Maria surveyed the planet in front of them. It didn’t look like Delta was going anywhere near the surface this time; they were still a few thousand miles in orbit.

“Another exception. Robots destroyed biologicals?”

“Yes.”

“Why show me? Why not just pass me a vector, or fork a memory, or describe it around a campfire while we drink cosmic whiskey or smoke a stardust spliff late into the night?”
Delta’s face glowed with a straight line from ear to ear.

“Because storytelling is very Earth-human so it didn’t occur to me. Because, if you see, it stays with you, haunts you. It delights and torments. It informs, and it guides. It does many things, but it never goes away. If I show you data, you’ll have information. If I tell you stories, you’ll have knowledge. If you see it for yourself, you’ll have wisdom.”

Maria stared at the planet. It looked dark. Sinister. Evil. What sunlight played across its surface somehow got sucked in by the insatiable-seeming blackness of the mega-city’s pointy cancerous growth—a hungry demon in red stilettos.


Author Bio

“Trevor Barton was born on the south coast of England to a biker and a supermarket attendant. The conservative small town of his childhood was a place which, by the late 80s, felt to him more like a miniature US State than a British place for stiffened upper lips. The town’s locals adored line dancing, his church shot its theology from the hip, fast food appeared—punk was out and baseball-capped rave was in.

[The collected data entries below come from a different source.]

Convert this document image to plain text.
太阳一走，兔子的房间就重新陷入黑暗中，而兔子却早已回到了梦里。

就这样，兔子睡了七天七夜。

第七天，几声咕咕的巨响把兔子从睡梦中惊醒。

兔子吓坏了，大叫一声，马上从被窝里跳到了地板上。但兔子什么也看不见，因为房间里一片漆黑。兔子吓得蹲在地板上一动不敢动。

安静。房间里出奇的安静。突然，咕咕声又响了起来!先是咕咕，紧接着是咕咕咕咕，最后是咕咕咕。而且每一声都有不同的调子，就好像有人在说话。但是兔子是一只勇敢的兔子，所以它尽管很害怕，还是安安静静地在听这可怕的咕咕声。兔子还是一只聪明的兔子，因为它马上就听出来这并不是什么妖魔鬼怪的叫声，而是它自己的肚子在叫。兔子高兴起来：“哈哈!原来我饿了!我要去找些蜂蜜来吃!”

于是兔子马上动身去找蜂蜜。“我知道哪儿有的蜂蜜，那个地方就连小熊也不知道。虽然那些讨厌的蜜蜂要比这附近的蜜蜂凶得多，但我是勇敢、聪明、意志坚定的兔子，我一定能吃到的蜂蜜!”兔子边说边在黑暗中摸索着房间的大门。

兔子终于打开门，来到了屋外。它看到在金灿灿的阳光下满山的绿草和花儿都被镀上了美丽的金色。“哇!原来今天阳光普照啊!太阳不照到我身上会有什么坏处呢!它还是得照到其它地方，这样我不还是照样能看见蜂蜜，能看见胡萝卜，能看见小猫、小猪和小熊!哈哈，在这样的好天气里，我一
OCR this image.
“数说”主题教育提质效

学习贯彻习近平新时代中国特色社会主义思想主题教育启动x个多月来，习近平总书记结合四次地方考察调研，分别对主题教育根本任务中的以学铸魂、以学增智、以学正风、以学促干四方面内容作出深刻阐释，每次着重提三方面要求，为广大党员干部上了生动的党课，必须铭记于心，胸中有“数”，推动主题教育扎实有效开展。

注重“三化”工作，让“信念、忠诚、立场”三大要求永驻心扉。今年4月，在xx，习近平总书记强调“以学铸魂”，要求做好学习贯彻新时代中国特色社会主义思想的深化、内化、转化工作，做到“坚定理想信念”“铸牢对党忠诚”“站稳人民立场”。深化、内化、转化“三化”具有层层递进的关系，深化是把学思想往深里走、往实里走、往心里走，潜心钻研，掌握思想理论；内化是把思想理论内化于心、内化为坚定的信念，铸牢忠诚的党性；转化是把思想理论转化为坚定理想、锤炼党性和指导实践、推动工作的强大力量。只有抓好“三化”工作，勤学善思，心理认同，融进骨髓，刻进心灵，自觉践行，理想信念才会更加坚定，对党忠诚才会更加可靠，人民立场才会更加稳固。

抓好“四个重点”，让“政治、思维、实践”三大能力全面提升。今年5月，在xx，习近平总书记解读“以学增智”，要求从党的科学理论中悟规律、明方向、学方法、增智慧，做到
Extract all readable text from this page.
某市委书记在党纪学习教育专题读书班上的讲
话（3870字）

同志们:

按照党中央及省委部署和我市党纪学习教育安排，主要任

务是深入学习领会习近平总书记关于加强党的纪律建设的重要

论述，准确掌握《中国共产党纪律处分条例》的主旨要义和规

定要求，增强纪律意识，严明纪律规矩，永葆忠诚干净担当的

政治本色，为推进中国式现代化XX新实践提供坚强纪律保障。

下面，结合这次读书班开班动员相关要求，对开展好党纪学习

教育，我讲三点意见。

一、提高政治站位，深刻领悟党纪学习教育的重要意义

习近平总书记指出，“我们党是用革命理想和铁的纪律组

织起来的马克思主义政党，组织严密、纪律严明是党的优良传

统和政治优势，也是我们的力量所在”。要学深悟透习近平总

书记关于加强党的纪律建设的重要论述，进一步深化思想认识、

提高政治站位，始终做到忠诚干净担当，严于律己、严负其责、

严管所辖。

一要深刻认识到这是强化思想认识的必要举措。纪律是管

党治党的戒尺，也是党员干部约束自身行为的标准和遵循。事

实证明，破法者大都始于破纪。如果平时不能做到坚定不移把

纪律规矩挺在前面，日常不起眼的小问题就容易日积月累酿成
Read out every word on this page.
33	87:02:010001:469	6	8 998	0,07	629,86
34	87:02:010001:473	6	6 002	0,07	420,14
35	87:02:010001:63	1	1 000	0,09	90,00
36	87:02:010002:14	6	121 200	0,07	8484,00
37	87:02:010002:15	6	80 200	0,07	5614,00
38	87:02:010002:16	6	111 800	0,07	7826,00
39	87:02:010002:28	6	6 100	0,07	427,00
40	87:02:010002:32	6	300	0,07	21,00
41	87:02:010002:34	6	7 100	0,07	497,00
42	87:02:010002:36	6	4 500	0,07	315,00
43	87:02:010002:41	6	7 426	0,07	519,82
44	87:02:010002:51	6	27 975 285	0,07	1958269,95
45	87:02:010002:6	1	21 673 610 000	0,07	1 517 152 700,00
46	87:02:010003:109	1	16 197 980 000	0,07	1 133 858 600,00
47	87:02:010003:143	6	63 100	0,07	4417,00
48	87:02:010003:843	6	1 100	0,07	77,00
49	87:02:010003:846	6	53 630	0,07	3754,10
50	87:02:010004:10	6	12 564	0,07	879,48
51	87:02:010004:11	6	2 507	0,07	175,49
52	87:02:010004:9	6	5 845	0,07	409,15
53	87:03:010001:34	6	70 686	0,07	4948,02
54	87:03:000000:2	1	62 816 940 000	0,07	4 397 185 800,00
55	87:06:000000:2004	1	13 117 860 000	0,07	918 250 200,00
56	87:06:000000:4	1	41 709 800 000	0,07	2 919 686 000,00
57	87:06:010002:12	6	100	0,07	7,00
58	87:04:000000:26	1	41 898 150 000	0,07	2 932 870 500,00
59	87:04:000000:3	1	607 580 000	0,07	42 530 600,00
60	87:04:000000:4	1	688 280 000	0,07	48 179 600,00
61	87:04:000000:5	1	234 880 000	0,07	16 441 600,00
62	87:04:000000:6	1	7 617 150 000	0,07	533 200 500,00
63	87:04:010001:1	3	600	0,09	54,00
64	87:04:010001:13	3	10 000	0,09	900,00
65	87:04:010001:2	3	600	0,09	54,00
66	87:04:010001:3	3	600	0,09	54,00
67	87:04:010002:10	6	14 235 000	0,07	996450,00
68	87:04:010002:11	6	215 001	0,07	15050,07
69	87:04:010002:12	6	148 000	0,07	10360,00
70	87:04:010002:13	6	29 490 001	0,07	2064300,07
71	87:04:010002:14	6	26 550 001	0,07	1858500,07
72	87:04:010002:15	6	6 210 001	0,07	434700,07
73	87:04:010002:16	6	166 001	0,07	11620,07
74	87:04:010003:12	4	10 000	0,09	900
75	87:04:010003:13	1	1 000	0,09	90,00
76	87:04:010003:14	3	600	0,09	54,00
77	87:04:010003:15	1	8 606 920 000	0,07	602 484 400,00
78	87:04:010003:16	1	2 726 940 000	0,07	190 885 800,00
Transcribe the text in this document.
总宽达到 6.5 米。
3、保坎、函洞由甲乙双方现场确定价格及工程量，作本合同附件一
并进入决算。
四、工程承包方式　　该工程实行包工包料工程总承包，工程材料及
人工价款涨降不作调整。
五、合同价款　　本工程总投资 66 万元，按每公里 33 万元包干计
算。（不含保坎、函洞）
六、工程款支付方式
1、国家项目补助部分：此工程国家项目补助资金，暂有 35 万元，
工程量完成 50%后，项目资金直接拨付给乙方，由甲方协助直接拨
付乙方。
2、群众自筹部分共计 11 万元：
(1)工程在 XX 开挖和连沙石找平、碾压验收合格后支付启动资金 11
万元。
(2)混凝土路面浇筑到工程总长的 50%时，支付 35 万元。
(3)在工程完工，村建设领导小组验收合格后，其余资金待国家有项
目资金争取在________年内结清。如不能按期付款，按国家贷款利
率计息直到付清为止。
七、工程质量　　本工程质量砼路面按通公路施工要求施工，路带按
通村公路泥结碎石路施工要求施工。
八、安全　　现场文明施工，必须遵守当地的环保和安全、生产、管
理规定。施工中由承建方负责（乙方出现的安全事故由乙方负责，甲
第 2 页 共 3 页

Shifting senses of nationhood, unusual theology and some family tragedy—his father became disabled, his mother died when he was sixteen—weren’t his only sources of childhood alienation and estrangement. For a few years as a teen he was sent to a military training corps for toughening up. As an attempt—almost certainly—to turn him straight, this failed wonderfully.

He studied at Bath: a place known for its emphasis on skills development during the study of arts subjects—and particularly known for its creative writing expertise. His main submission was a well-received script for a play. His multi-disciplinary MA dissertation (in 1998) explored why our culture takes interest in cyborgs using—among other things—feminist criticism, and the latest in AI philosophy.

His love of technology, words, and creative industry led him to become a managing editor writing a mainstream UK web tech magazine after only his second career move. From there he stepped sideways into web development—something very new at the time—and sent sites live for global names like Nature and OUP. This got him bar-crawling Nashville and sharing sidewalks with alligators in Florida while on business trips to meet scientists.

A member of the SOA, he lives with his husband in Europe.